The second half of the season is not quite so bulletproof; Harmon indulges in some of his bizarre impulses once again, with mixed results. The new D&D episode makes good use of David Cross but is a definite step down from the original, while “App Development and Condiments” is completely wacky in an admirable way. “GI Jeff” is perhaps the show’s most obscure “concept episode” of its entire run.
It went out on a two-parter that started intriguing but then fell flat. “Basic Story” is an all-time sitcom oddity, even by the standards of this show: It has its characters trying to convince themselves that they’re not living part of a story, and the framing of the story is adjusted accordingly. (It’s hard to explain.) I really loved it, actually. It felt fresh and appropriate for the show and got me excited for a balls-to-the-walls strange ending.
The second half, “Basic Sandwich,” didn’t live up to that hype. There’s some great stuff on the edges, but the whole episode feels like it was written during a hangover where the writer couldn’t get the premise — guy has been living underground in a computer lab for decades, trying to get the computer to feel emotions — to really click.
All in all, it was a very good season that was a strong bounce back from Season 4. Even if it didn’t feel like a home run in the end, it still was still a WAY better way to go out.
Season 6???
So Community was canceled after Season 5. Oh well.
But there have been recent rumblings that Hulu might pick up the show for a sixth season, which I would totally be in favor of. Part of the reason that a sixth season seems so necessary is because of a throwaway joke from Season 3, where Abed becomes loyal to the failed superhero show The Cape, insisting it will be renewed for “six seasons and a movie.” Thus, #sixseasonsandamovie became the unofficial (and later semi-official) hashtag for Community fans. We NEED our sixth season and our movie.
I also wouldn’t be too overwhelmed with sorrow if the show was canceled for good… I don’t feel a burning need to explore more stories with these characters. But I do feel there is a bit of life yet in the show, and would like to see Dan Harmon craft the ending that he really wants.
In Conclusion
Community is one of my all-time favorite shows. It built a ton of goodwill, then squandered it, then recovered it, and left me somewhat perplexed the whole time. Few shows have ever made me so obsessed for stretches at a time, and few shows have ever given me so much to think about.
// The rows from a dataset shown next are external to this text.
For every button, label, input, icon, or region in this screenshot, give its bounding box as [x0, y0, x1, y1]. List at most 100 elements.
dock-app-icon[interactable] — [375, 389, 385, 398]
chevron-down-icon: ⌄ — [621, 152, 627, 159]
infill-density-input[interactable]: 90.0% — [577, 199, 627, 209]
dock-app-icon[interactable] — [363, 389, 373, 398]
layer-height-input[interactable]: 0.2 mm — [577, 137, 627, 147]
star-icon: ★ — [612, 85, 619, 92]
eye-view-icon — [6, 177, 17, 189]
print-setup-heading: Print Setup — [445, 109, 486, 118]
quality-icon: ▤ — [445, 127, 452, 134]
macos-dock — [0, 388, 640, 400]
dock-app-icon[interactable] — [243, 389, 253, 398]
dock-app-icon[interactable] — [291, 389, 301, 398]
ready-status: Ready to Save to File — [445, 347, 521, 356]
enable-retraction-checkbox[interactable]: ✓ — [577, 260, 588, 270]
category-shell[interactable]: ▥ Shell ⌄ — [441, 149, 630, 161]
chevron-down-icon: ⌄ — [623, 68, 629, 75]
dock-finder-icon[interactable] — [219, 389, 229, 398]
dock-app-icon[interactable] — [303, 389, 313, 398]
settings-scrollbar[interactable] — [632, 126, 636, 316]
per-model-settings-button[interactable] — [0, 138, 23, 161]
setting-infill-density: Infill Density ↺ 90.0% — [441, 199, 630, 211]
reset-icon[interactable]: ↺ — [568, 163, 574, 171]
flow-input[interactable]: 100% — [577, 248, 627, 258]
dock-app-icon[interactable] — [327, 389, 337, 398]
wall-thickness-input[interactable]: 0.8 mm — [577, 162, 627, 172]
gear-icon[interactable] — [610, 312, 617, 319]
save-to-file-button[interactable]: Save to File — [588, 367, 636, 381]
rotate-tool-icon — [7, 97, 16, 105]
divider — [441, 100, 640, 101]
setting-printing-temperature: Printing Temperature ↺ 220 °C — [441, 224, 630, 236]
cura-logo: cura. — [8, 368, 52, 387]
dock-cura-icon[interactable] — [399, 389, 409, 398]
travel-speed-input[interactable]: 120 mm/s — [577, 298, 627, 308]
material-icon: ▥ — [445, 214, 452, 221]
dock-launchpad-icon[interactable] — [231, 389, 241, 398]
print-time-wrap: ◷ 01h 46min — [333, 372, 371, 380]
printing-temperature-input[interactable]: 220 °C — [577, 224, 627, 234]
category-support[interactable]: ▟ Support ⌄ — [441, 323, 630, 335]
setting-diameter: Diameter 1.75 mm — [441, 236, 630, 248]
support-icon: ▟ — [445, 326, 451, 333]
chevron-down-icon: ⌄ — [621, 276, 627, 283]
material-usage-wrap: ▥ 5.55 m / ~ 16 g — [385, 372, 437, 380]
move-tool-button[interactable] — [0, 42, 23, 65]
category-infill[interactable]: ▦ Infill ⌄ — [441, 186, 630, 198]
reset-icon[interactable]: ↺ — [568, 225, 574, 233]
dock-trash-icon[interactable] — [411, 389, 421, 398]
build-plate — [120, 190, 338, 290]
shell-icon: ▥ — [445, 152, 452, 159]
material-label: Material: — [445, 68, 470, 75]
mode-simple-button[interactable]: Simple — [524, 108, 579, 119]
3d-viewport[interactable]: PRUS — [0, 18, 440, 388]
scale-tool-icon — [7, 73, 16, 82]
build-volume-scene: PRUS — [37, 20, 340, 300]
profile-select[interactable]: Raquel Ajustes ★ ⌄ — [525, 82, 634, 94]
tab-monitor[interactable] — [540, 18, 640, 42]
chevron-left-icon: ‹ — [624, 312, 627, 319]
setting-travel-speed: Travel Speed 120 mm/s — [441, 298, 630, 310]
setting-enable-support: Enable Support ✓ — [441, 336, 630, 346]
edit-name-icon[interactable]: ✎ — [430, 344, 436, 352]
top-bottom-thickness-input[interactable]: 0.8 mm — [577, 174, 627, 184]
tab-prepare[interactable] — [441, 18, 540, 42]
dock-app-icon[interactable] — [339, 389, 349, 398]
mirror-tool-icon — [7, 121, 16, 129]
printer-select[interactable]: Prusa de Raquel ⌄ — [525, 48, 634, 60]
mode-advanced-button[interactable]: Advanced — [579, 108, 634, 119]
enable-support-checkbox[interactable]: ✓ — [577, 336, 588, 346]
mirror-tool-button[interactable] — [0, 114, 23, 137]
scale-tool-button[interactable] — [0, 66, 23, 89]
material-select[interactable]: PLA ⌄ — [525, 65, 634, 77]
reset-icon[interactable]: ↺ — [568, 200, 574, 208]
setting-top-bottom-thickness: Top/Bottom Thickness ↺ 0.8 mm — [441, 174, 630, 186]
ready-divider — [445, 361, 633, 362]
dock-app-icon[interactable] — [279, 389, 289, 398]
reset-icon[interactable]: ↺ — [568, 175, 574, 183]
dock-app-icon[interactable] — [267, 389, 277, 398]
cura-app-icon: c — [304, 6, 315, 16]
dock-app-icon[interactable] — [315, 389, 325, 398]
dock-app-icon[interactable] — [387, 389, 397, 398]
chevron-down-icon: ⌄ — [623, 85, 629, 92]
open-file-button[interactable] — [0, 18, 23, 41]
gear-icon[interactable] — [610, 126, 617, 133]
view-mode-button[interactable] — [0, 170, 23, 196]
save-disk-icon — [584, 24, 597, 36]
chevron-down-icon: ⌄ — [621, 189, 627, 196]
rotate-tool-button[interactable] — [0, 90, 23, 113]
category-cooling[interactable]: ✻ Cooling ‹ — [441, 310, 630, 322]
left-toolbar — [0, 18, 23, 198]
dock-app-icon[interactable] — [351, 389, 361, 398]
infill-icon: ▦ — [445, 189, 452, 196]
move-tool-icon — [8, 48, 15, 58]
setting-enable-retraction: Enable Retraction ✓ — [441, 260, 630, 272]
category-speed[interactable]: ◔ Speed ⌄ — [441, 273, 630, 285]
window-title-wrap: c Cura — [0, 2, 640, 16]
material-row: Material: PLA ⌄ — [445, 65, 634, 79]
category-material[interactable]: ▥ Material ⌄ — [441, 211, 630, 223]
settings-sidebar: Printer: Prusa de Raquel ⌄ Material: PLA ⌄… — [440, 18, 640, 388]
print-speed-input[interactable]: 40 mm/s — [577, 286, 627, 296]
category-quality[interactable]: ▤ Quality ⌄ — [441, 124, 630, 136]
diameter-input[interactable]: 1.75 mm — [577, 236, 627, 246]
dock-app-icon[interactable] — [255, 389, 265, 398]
But I’ll remember Community most of all not for its strange arc or its thought-provoking nature or even its gut-busting comedy, but for its huge, genuine heart. It took a cynical man (Dan Harmon) with a unique, bristling voice to make a truly moving sitcom portrait of the value of “communities” and human relationships. And, for that, I will forever be a Dan Harmon and Community fan.
I must admit, I peeked at this post before it went up, and it inspired me to get a Hulu Plus account. To make the most of the 1-week free trial, I’ve been marathoning Community. Over the last four days, I’ve watched the first three seasons. What I’ve seen so far has been pretty fantastic (Abed is easily one of my favorite TV characters of all time). Also, I realized that the only episode I saw in the show’s original run was the Season 3 finale…quite possibly the weirdest episode to come in on. Evil twins, holodeck, A/C secret society, references to three seasons-worth of absurdity. It feels good to finally understand things.